Your border defenses there are military fortifications.
Anyway, I could talk forever on this
and we'll lose everybody,
but I think that's going to be
a sort of a fascinating part of this case.
Well, before we leave,
I also just want to thank listeners for
so many kind and interesting comments that we got after our discussion last week about
unequally yoked marriages, let's call them. But one in particular I wanted to point out,
which was a listener wrote a very thoughtful response that when I said that
we weren't teaching men how to be in those marriages that I should have included, we're
not teaching women how to be in those marriages either. I thought that was a really good point
and one that I should have made. Yeah, it was, we got, you know, we should,
because we unfortunately don't have time today. We should actually pull out some of the best
comments that we got and additional questions.
Because it's pretty clear that a lot of listeners wanted more discussion of that.

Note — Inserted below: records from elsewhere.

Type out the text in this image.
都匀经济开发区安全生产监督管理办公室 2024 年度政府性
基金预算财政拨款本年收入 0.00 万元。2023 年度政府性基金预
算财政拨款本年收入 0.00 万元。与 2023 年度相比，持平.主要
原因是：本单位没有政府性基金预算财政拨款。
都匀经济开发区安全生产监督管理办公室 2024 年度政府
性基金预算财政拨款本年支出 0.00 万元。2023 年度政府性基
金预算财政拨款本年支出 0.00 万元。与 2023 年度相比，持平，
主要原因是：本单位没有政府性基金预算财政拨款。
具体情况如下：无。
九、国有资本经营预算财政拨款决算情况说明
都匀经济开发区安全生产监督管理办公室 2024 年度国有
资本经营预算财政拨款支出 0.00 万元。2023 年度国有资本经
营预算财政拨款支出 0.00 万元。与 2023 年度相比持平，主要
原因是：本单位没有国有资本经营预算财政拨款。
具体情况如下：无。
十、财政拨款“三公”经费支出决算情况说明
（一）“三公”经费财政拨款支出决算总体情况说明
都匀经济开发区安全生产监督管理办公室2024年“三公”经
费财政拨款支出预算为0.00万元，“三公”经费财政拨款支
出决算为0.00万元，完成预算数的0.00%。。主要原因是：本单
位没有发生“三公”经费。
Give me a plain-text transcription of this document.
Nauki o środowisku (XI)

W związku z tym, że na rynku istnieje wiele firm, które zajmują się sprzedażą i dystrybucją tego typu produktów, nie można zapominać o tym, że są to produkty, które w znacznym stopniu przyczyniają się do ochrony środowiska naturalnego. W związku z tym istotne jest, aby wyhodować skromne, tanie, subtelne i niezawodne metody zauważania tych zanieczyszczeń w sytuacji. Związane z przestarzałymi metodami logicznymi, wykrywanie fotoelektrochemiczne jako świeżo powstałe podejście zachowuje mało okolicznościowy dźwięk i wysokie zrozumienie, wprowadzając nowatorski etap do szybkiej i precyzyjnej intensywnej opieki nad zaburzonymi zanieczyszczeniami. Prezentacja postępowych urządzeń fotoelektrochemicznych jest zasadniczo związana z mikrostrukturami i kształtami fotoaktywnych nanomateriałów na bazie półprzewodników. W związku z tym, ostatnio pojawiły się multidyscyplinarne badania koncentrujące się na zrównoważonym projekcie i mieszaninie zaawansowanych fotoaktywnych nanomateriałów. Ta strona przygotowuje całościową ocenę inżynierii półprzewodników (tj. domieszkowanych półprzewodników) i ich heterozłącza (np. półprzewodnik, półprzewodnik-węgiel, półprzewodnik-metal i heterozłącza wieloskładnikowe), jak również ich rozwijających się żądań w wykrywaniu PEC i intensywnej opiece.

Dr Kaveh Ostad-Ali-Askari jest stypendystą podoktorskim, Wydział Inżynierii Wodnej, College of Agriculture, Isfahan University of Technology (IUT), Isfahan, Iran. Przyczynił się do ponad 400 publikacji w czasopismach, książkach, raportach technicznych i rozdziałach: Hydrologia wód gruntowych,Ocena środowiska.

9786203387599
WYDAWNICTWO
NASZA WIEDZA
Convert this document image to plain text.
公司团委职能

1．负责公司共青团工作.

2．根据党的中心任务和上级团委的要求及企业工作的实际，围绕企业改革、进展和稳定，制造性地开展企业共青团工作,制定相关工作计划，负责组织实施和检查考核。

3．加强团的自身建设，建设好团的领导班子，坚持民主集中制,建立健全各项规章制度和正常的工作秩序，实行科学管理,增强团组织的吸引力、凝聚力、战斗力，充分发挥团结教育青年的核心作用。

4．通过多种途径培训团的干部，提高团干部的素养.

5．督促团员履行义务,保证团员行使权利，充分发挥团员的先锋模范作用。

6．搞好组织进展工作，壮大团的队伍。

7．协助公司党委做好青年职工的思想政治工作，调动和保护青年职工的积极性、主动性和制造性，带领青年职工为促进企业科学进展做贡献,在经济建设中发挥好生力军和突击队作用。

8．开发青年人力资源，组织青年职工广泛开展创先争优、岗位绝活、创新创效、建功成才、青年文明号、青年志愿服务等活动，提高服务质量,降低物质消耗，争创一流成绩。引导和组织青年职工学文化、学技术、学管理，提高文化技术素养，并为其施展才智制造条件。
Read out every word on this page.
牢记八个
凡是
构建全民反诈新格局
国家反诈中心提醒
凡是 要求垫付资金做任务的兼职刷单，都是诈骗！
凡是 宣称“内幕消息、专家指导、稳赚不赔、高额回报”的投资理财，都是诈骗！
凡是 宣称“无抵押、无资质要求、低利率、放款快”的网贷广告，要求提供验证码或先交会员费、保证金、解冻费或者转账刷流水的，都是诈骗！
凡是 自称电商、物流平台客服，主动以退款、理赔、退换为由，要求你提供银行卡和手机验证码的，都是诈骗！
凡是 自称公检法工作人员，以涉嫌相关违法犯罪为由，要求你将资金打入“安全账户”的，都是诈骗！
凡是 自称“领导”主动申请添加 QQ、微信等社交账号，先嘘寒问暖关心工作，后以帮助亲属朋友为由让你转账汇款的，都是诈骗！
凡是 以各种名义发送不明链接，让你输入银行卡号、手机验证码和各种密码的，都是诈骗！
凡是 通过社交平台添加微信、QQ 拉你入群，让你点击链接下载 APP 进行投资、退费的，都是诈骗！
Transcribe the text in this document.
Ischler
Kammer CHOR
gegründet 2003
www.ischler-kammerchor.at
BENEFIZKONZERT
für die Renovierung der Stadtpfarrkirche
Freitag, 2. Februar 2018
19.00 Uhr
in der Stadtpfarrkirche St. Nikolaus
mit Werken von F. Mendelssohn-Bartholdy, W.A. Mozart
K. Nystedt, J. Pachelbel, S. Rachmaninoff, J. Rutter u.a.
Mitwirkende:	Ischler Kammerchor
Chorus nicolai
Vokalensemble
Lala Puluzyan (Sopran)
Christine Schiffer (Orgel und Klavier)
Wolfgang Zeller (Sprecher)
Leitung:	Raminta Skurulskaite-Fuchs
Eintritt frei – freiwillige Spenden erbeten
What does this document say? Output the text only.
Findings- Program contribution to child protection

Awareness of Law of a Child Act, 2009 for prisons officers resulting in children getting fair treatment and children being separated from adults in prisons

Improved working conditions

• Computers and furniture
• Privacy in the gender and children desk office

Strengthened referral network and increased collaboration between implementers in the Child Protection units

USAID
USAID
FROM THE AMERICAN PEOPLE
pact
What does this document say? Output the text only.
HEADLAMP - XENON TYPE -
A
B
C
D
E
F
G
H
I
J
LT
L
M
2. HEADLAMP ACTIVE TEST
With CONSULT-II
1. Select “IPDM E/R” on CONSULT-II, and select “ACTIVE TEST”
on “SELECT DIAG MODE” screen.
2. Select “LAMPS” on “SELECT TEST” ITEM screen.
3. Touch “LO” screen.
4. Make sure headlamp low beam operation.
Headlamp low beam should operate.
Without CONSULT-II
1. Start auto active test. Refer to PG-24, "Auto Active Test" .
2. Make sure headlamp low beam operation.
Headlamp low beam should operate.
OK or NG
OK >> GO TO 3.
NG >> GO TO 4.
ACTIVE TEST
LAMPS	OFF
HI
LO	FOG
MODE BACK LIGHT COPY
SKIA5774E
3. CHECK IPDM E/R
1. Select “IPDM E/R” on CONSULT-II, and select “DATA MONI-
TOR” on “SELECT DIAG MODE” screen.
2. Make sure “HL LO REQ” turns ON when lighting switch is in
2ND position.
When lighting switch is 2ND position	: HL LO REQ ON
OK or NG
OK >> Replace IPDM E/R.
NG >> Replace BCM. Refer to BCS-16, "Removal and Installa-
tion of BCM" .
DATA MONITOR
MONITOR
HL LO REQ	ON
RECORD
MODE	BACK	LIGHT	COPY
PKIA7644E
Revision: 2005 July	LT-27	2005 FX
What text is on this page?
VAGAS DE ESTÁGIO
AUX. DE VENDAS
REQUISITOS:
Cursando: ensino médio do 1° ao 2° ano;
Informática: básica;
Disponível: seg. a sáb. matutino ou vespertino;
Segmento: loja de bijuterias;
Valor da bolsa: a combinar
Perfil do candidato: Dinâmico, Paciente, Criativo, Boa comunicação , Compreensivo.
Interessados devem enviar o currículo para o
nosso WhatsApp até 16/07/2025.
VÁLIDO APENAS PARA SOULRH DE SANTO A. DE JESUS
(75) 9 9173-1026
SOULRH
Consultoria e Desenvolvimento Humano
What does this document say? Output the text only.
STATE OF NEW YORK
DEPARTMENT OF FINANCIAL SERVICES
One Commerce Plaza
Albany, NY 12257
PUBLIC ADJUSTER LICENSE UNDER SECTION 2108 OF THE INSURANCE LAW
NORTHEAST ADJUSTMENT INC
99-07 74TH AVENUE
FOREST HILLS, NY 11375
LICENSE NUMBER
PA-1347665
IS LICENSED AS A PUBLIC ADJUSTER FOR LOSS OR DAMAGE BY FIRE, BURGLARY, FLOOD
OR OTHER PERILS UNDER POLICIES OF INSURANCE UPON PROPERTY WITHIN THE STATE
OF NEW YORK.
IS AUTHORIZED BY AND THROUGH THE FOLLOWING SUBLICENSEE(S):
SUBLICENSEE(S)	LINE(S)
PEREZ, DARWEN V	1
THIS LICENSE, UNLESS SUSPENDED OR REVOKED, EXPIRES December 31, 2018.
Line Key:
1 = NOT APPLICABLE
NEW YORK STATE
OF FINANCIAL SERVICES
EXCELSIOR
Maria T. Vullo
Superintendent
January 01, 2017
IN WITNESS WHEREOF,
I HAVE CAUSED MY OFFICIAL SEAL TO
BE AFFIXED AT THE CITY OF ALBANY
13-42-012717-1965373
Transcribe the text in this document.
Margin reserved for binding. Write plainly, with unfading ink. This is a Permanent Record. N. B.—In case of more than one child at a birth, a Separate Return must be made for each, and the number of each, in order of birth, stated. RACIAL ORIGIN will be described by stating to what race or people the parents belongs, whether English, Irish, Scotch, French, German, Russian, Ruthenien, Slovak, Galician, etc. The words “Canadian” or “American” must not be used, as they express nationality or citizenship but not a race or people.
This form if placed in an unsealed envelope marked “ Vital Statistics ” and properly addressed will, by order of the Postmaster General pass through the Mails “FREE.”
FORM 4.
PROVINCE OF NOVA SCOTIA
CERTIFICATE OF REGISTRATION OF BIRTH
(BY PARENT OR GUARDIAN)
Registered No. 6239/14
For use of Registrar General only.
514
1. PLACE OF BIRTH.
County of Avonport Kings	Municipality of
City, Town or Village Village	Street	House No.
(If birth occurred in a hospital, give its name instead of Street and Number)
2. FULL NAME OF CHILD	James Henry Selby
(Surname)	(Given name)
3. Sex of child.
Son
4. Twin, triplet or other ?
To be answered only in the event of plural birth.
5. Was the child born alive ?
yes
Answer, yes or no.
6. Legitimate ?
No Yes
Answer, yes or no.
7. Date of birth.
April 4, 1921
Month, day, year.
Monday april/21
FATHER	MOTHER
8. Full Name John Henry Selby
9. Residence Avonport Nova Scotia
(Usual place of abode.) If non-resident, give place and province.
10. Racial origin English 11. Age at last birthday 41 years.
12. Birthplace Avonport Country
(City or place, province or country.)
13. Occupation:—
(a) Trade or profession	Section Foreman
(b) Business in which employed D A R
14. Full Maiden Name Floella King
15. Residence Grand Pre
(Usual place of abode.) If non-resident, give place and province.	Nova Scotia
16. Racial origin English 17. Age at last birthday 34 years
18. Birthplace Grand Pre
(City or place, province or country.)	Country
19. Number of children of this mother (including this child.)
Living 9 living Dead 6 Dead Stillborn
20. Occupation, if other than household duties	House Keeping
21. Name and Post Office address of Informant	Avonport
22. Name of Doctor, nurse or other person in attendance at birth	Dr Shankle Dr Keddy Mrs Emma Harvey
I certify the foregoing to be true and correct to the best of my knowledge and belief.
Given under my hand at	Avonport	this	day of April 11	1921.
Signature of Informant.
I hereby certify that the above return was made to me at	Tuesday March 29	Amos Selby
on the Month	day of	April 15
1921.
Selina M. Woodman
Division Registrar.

And so we should do that for future.
And until then, Sarah, I have a viewing assignment for you.
Oh, yes.
Yes.
And you will thank me.
Two words.
Ted Lasso.
That's so funny. Someone told me that last night.
Is that right?
Yeah.
Ted Lasso.
Okay.
Nancy and I are totally united in love for the TV show Ted Lasso on Apple TV.
I watched the preview a few months back when it very first I was, I was teetering and I teetered
away for no particular reason, but I'm going to teeter back this week. However, this coming
weekend, David, uh, I will be MIA phone down, not reachable because pandemic season zero is arriving. I have a babysitter coming for the brisket.
Motherhood takes second stage to the board game.
Well, we look forward to a full blow-by-blow report
of your response to see if you could do better
than Dr. Fauci and the Trump administration.
We watched a 10-minute video
last night explaining the rules.
Oh, I
love it. Amazing.
Amazing. It looks pretty awesome.
We will not
go down that rabbit hole until next week.
We will be back on
Thursday, and maybe Sarah will have
seen some Ted Lasso, at which point
I have confidence she'll want to commandeer the entire podcast to talk about the wonder that is Ted Lasso.
All right.
But until then, until then, we are done for today and we will talk to you again on Thursday. Thank you.